Designing for Healthcare: An Interview with Amy Keeler
Interview | February 06, 2018 | Beatriz Sanchez
The healthcare sector is one of the largest and fastest-growing industries of our time. It consumes over 10% of the gross domestic product (GDP) of several developed nations, and it forms a substantial part of a country’s economy1 — which is why it is no surprise a vast amount of capital is going into this market.
From a designer's point of view, designing furniture for healthcare is not exclusively focused on fashion or sales. The healthcare market requires special consideration in functionality — more so than any other sector. Even the development of the arm of a chair can take a whole year — sometimes even longer — before it is ready for production.
In order to understand this a little bit better, Amy Keeler, Industrial Designer at Global, walks us through the process of designing an arm. Keeler uses the loop arm she created for the RIVER II series — which she has been working on for the past year — as the perfect example:
It Needs To Make Sense Visually
The aesthetic of the arm is important because, firstly, it needs to work with the existing series; there should be a similar visual language between the existing pieces and any new additions. And secondly, it needs to fit aesthetically in a healthcare or public environment.
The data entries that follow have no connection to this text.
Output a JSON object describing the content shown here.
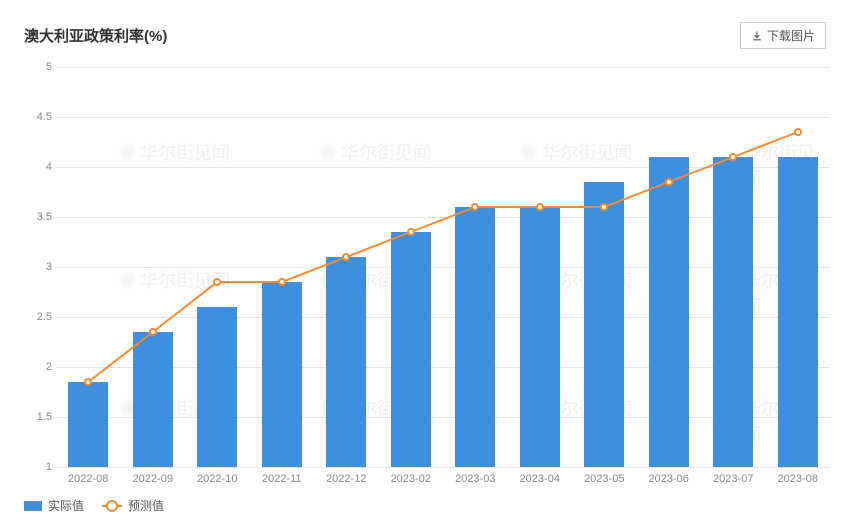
{
  "title": "澳大利亚政策利率(%)",
  "download_label": "下载图片",
  "chart": {
    "type": "bar+line",
    "categories": [
      "2022-08",
      "2022-09",
      "2022-10",
      "2022-11",
      "2022-12",
      "2023-02",
      "2023-03",
      "2023-04",
      "2023-05",
      "2023-06",
      "2023-07",
      "2023-08"
    ],
    "bar_values": [
      1.85,
      2.35,
      2.6,
      2.85,
      3.1,
      3.35,
      3.6,
      3.6,
      3.85,
      4.1,
      4.1,
      4.1
    ],
    "line_values": [
      1.85,
      2.35,
      2.85,
      2.85,
      3.1,
      3.35,
      3.6,
      3.6,
      3.6,
      3.85,
      4.1,
      4.35
    ],
    "ylim": [
      1,
      5
    ],
    "ytick_step": 0.5,
    "bar_color": "#3e8fde",
    "line_color": "#ff8a2a",
    "marker_fill": "#ffffff",
    "marker_stroke": "#ff8a2a",
    "grid_color": "#e6e6e6",
    "axis_label_color": "#888888",
    "background_color": "#ffffff",
    "bar_width_ratio": 0.62,
    "line_width": 2,
    "marker_radius": 4,
    "label_fontsize": 11,
    "title_fontsize": 15
  },
  "legend": {
    "bar_label": "实际值",
    "line_label": "预测值"
  },
  "watermark_text": "华尔街见闻"
}
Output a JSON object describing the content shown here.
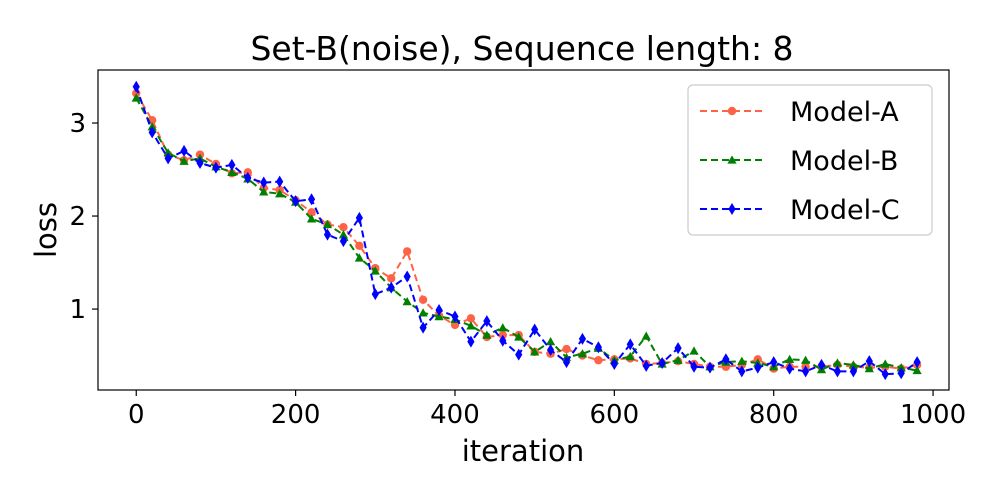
{
  "chart_data": {
    "type": "line",
    "title": "Set-B(noise), Sequence length: 8",
    "xlabel": "iteration",
    "ylabel": "loss",
    "xlim": [
      -48,
      1020
    ],
    "ylim": [
      0.13,
      3.57
    ],
    "xticks": [
      0,
      200,
      400,
      600,
      800,
      1000
    ],
    "yticks": [
      1,
      2,
      3
    ],
    "grid": false,
    "legend_position": "top-right",
    "x": [
      0,
      20,
      40,
      60,
      80,
      100,
      120,
      140,
      160,
      180,
      200,
      220,
      240,
      260,
      280,
      300,
      320,
      340,
      360,
      380,
      400,
      420,
      440,
      460,
      480,
      500,
      520,
      540,
      560,
      580,
      600,
      620,
      640,
      660,
      680,
      700,
      720,
      740,
      760,
      780,
      800,
      820,
      840,
      860,
      880,
      900,
      920,
      940,
      960,
      980
    ],
    "series": [
      {
        "name": "Model-A",
        "color": "#ff6347",
        "marker": "circle",
        "line_style": "dashed",
        "values": [
          3.32,
          3.03,
          2.66,
          2.6,
          2.66,
          2.56,
          2.46,
          2.47,
          2.3,
          2.28,
          2.17,
          2.04,
          1.91,
          1.88,
          1.68,
          1.44,
          1.33,
          1.62,
          1.1,
          0.93,
          0.83,
          0.9,
          0.7,
          0.72,
          0.72,
          0.54,
          0.52,
          0.57,
          0.5,
          0.45,
          0.46,
          0.47,
          0.41,
          0.42,
          0.44,
          0.41,
          0.38,
          0.38,
          0.4,
          0.46,
          0.36,
          0.38,
          0.38,
          0.38,
          0.4,
          0.38,
          0.37,
          0.38,
          0.36,
          0.4
        ]
      },
      {
        "name": "Model-B",
        "color": "#008000",
        "marker": "triangle",
        "line_style": "dashed",
        "values": [
          3.27,
          2.96,
          2.68,
          2.59,
          2.62,
          2.53,
          2.47,
          2.4,
          2.26,
          2.24,
          2.15,
          1.97,
          1.91,
          1.8,
          1.55,
          1.41,
          1.23,
          1.08,
          0.96,
          0.92,
          0.89,
          0.82,
          0.72,
          0.8,
          0.7,
          0.54,
          0.65,
          0.48,
          0.52,
          0.58,
          0.45,
          0.49,
          0.71,
          0.41,
          0.45,
          0.55,
          0.38,
          0.43,
          0.44,
          0.42,
          0.38,
          0.46,
          0.45,
          0.35,
          0.42,
          0.4,
          0.36,
          0.41,
          0.37,
          0.34
        ]
      },
      {
        "name": "Model-C",
        "color": "#0000ff",
        "marker": "diamond",
        "line_style": "dashed",
        "values": [
          3.39,
          2.9,
          2.62,
          2.7,
          2.57,
          2.52,
          2.55,
          2.41,
          2.36,
          2.37,
          2.16,
          2.18,
          1.8,
          1.73,
          1.98,
          1.16,
          1.23,
          1.35,
          0.8,
          0.99,
          0.92,
          0.65,
          0.87,
          0.66,
          0.51,
          0.78,
          0.56,
          0.43,
          0.68,
          0.59,
          0.41,
          0.62,
          0.39,
          0.42,
          0.58,
          0.38,
          0.37,
          0.46,
          0.33,
          0.37,
          0.43,
          0.36,
          0.33,
          0.4,
          0.33,
          0.33,
          0.44,
          0.3,
          0.31,
          0.43
        ]
      }
    ]
  }
}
Healthcare Has More Material Requirements Than Other Industries
Materials should be strong and durable — able to withstand high traffic wear and tear, as well as hold up to strong chemicals used in harsh and frequent cleaning. [For example, when we picked the best suited plastic for this arm, we considered factors like] scratch resistance, rigidness, [and capability] to withstand harsh chemicals used in — we don’t want the cap to break down over time.
Pay Special Attention To Feel And Function
More specifically, the ergonomic and comfort — where and how your arm makes contact with the arm cap; where your wrist rest on the front of the arm; the seated space between two arms; how the arm cap feels in your hand; and its height and width. In healthcare applications, there is a wide range of end users who will be making use of the product and it’s important to consider [all of] this. [For us,] the tactile quality of the arm cap was also an important consideration. In contrast to the cold touch often felt from metal, the arm cap should look and feel warmer.
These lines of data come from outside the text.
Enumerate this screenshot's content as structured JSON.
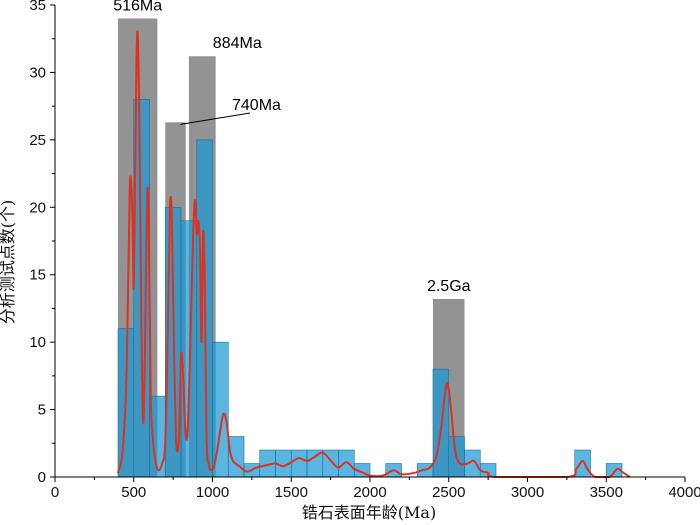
{
  "chart_data": {
    "type": "bar",
    "xlabel": "锆石表面年龄(Ma)",
    "ylabel": "分析测试点数(个)",
    "xlim": [
      0,
      4000
    ],
    "ylim": [
      0,
      35
    ],
    "x_ticks": [
      0,
      500,
      1000,
      1500,
      2000,
      2500,
      3000,
      3500,
      4000
    ],
    "y_ticks": [
      0,
      5,
      10,
      15,
      20,
      25,
      30,
      35
    ],
    "grid": false,
    "histogram": {
      "name": "",
      "color": "#1a9ad6",
      "bin_width": 100,
      "bins": [
        {
          "x0": 400,
          "count": 11
        },
        {
          "x0": 500,
          "count": 28
        },
        {
          "x0": 600,
          "count": 6
        },
        {
          "x0": 700,
          "count": 20
        },
        {
          "x0": 800,
          "count": 19
        },
        {
          "x0": 900,
          "count": 25
        },
        {
          "x0": 1000,
          "count": 10
        },
        {
          "x0": 1100,
          "count": 3
        },
        {
          "x0": 1200,
          "count": 1
        },
        {
          "x0": 1300,
          "count": 2
        },
        {
          "x0": 1400,
          "count": 2
        },
        {
          "x0": 1500,
          "count": 2
        },
        {
          "x0": 1600,
          "count": 2
        },
        {
          "x0": 1700,
          "count": 2
        },
        {
          "x0": 1800,
          "count": 2
        },
        {
          "x0": 1900,
          "count": 1
        },
        {
          "x0": 2100,
          "count": 1
        },
        {
          "x0": 2300,
          "count": 1
        },
        {
          "x0": 2400,
          "count": 8
        },
        {
          "x0": 2500,
          "count": 3
        },
        {
          "x0": 2600,
          "count": 2
        },
        {
          "x0": 2700,
          "count": 1
        },
        {
          "x0": 3300,
          "count": 2
        },
        {
          "x0": 3500,
          "count": 1
        }
      ]
    },
    "age_groups": [
      {
        "label": "516Ma",
        "x0": 400,
        "x1": 650,
        "height": 34
      },
      {
        "label": "740Ma",
        "x0": 700,
        "x1": 830,
        "height": 26.3
      },
      {
        "label": "884Ma",
        "x0": 850,
        "x1": 1020,
        "height": 31.2
      },
      {
        "label": "2.5Ga",
        "x0": 2400,
        "x1": 2600,
        "height": 13.2
      }
    ],
    "group_color": "#808080",
    "density_curve": {
      "color": "#e0301e",
      "points": [
        [
          400,
          0.3
        ],
        [
          430,
          2
        ],
        [
          455,
          8
        ],
        [
          475,
          21.5
        ],
        [
          490,
          20
        ],
        [
          500,
          14
        ],
        [
          510,
          24
        ],
        [
          522,
          33
        ],
        [
          535,
          27
        ],
        [
          548,
          12
        ],
        [
          560,
          4
        ],
        [
          572,
          10
        ],
        [
          585,
          21
        ],
        [
          596,
          18
        ],
        [
          608,
          6
        ],
        [
          620,
          3
        ],
        [
          640,
          1
        ],
        [
          660,
          0.5
        ],
        [
          680,
          1
        ],
        [
          700,
          2.5
        ],
        [
          715,
          10
        ],
        [
          730,
          20
        ],
        [
          742,
          19
        ],
        [
          755,
          10
        ],
        [
          768,
          3
        ],
        [
          780,
          2
        ],
        [
          790,
          4
        ],
        [
          800,
          9
        ],
        [
          812,
          8
        ],
        [
          825,
          4
        ],
        [
          840,
          3
        ],
        [
          855,
          8
        ],
        [
          868,
          14
        ],
        [
          880,
          19
        ],
        [
          890,
          20.5
        ],
        [
          900,
          18
        ],
        [
          910,
          19
        ],
        [
          920,
          17
        ],
        [
          930,
          10
        ],
        [
          940,
          18
        ],
        [
          950,
          15
        ],
        [
          962,
          3
        ],
        [
          975,
          1
        ],
        [
          990,
          0.5
        ],
        [
          1010,
          0.8
        ],
        [
          1030,
          2
        ],
        [
          1050,
          3.5
        ],
        [
          1070,
          4.7
        ],
        [
          1090,
          4
        ],
        [
          1110,
          2
        ],
        [
          1130,
          1.2
        ],
        [
          1170,
          0.8
        ],
        [
          1220,
          0.4
        ],
        [
          1280,
          0.7
        ],
        [
          1350,
          0.9
        ],
        [
          1400,
          1
        ],
        [
          1450,
          0.8
        ],
        [
          1500,
          1.1
        ],
        [
          1550,
          1.4
        ],
        [
          1600,
          1.2
        ],
        [
          1650,
          1.5
        ],
        [
          1700,
          1.8
        ],
        [
          1760,
          1.1
        ],
        [
          1800,
          0.7
        ],
        [
          1850,
          1.1
        ],
        [
          1900,
          0.6
        ],
        [
          1960,
          0.3
        ],
        [
          2000,
          0.1
        ],
        [
          2080,
          0.1
        ],
        [
          2150,
          0.5
        ],
        [
          2200,
          0.2
        ],
        [
          2280,
          0.3
        ],
        [
          2330,
          0.5
        ],
        [
          2380,
          0.7
        ],
        [
          2420,
          1.5
        ],
        [
          2450,
          3.5
        ],
        [
          2480,
          6.5
        ],
        [
          2495,
          6.8
        ],
        [
          2515,
          5
        ],
        [
          2540,
          2
        ],
        [
          2570,
          1
        ],
        [
          2620,
          1
        ],
        [
          2660,
          1.2
        ],
        [
          2700,
          0.5
        ],
        [
          2750,
          0.3
        ],
        [
          2800,
          0
        ],
        [
          3250,
          0
        ],
        [
          3310,
          0.6
        ],
        [
          3350,
          1.2
        ],
        [
          3380,
          0.6
        ],
        [
          3430,
          0
        ],
        [
          3520,
          0
        ],
        [
          3570,
          0.6
        ],
        [
          3610,
          0.3
        ],
        [
          3650,
          0
        ]
      ]
    }
  }
}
Ability And Infection Control
Any areas where dirt and bacteria can collect and grow are a danger in healthcare design. Healthcare products should be designed without places to catch dirt and germs and [that] can be easily cleaned, [since] they are subjected to various and often harsh chemicals.
[For this arm,] we limited the amount of contact [it] has with other surfaces, creating space around the loop and upholstery for ease of cleaning. Other considerations included the contact points between the arm cap and die cast arm, keeping seams or cracks to a minimum.
Testing should comply with industry standards
The arm is put through a series of strength and durability tests to properly assess its readiness for market. In the US the standards association that defines the testing is BIFMA (the trade association for business and institutional furniture manufacturers). Based on the industry standards, this particular arm will undergo a series of 4 tests:
Horizontal arm static - a single large force or weight is applied once for a set period of time to the top of the arm.
Vertical arm static - a single large force or weight is applied once for a set period of time to the side of the arm.
Horizontal arm durability (or cycle) - a lesser force or weight is applied repeatedly (50000 to 150000 times) to the top of the arm.
Vertical arm durability (or cycle) - a lesser force or weight is applied repeatedly (50000 to 150000 times) to the side of the arm.
Once the initial tests have been completed we can assess the result and make appropriate changes to the design if necessary. In some case the testing process will be repeated if changes were required. In all, these tests give us an accurate understanding of how the arm will perform in real life situations.
Do Not Forget About The Clean Out Gap
[Our] arm was designed to utilize the clean out gap for its location and connection. The clean out gap allows for any liquids to flow directly to the floor and can be wiped/cleaned by hand. The continuous loop and wide surfaces that make up the arm lend themselves to ease in cleaning. The width also provides good support for the arm in a rested position and grip for the hand when easing in or out of a seated position.